Find the number of teeth on the driven gear, the pitch diameters and the center-to-center
distance.
2. A 21 tooth spur pinion mates with a 28-tooth gear. The diametral pitch is 3 teeth/in and
the pressure angle is 20°. Find the following results: the Addendum, Dedendum, circular
pitch, base circle diameter, the length of the arc of approach, recess and the contact ratio.

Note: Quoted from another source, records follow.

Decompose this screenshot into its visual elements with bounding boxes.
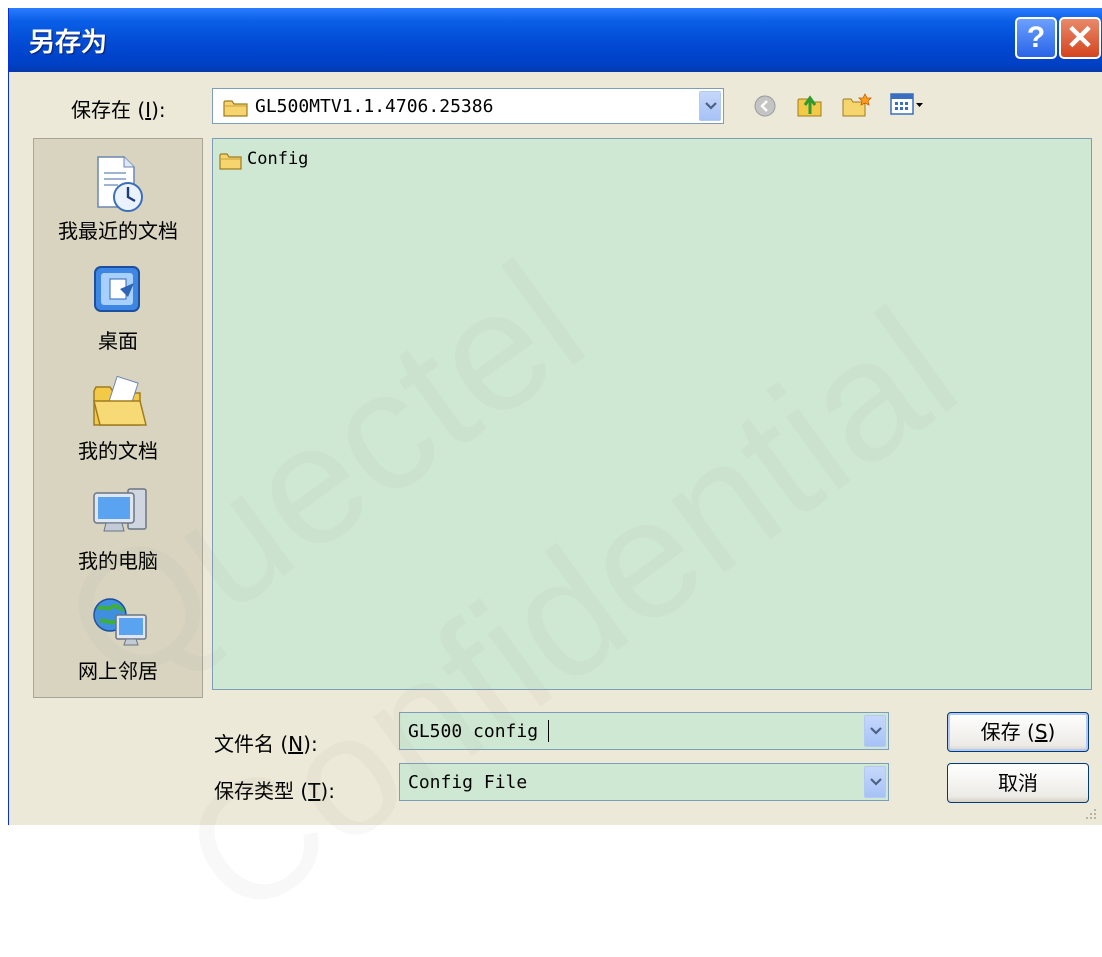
place-my-computer[interactable]: 我的电脑 <box>34 477 204 587</box>
chevron-down-icon <box>705 102 717 110</box>
file-name: Config <box>247 149 309 169</box>
desktop-icon <box>94 266 140 312</box>
recent-documents-icon <box>97 156 143 212</box>
my-computer-icon <box>93 488 147 532</box>
filename-input[interactable]: GL500 config <box>408 721 538 742</box>
help-button[interactable]: ? <box>1015 17 1057 59</box>
resize-grip-icon[interactable] <box>1084 807 1098 821</box>
my-documents-icon <box>93 375 147 426</box>
filename-label: 文件名 (N): <box>214 732 318 756</box>
file-list[interactable]: Config <box>212 138 1092 690</box>
place-label: 网上邻居 <box>78 659 158 683</box>
current-folder-text: GL500MTV1.1.4706.25386 <box>255 96 494 117</box>
place-label: 我最近的文档 <box>58 219 178 243</box>
back-icon[interactable] <box>753 94 777 118</box>
save-in-combobox[interactable]: GL500MTV1.1.4706.25386 <box>212 88 724 124</box>
save-as-dialog: 另存为 ? ✕ 保存在 (I): GL500MTV1.1.4706.25386 <box>8 8 1102 954</box>
filetype-combobox[interactable]: Config File <box>399 763 889 801</box>
places-bar: 我最近的文档 桌面 我的文档 我的电脑 网上邻居 <box>33 138 203 698</box>
chevron-down-icon <box>870 727 882 735</box>
place-label: 我的电脑 <box>78 549 158 573</box>
place-network-places[interactable]: 网上邻居 <box>34 587 204 697</box>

3. A 15-tooth spur pinion has a module of 3 mm and runs at a speed of 1600 RPM. The
driven gear has 60 teeth. Find the speed of the driven gear, the circular pitch, and the
theoretical center-to-center distance.
4. A 17-tooth spur pinion has a diametral pitch of 8 teeth /in, runs at 1120 r/min, and drives
a gear at a speed of 544 RPM. Find the number of teeth on the gear and the center-to
center distance.
5. Two mating spur gears are required that will have a velocity ratio of 3:8. Specify the
numbers of teeth, pitch diameters, diametral pitch, and center distance for two such
gears.
6. A pinion having 20 involutes teeth of 6 module rotates at 200 rev/min and transmits 1.5
kW to a gear wheel having 50 teeth; the addendum on both wheels is 1/4 of the circular
pitch and the pressure angle is 20°. Find the length of the path of approach and of the arc
of approach.
7. Two gears have teeth of 5 module, pressure angle of 20°, the number of teeth being 15
and 20. The addendum is same in each gear. Find (a) the length of the addendum; (b) the
contact ratio; (c) the sliding velocity at the first point of contact when the smaller wheel
is driving at 3500 rev/min.
8. Two spur wheels with involutes teeth gear together externally. The pitch circle diameters
(P.C.D) are 100 and 250 mm and the smaller wheel has 16 teeth. The pressure angle is
20° and the addendum is 0.3 of the circular pitch. Determine: (a) the length of the arc of
approach if the smaller wheel is the driver, (b) the maximum velocity of sliding between
the teeth when driver rotates at 150 RPM.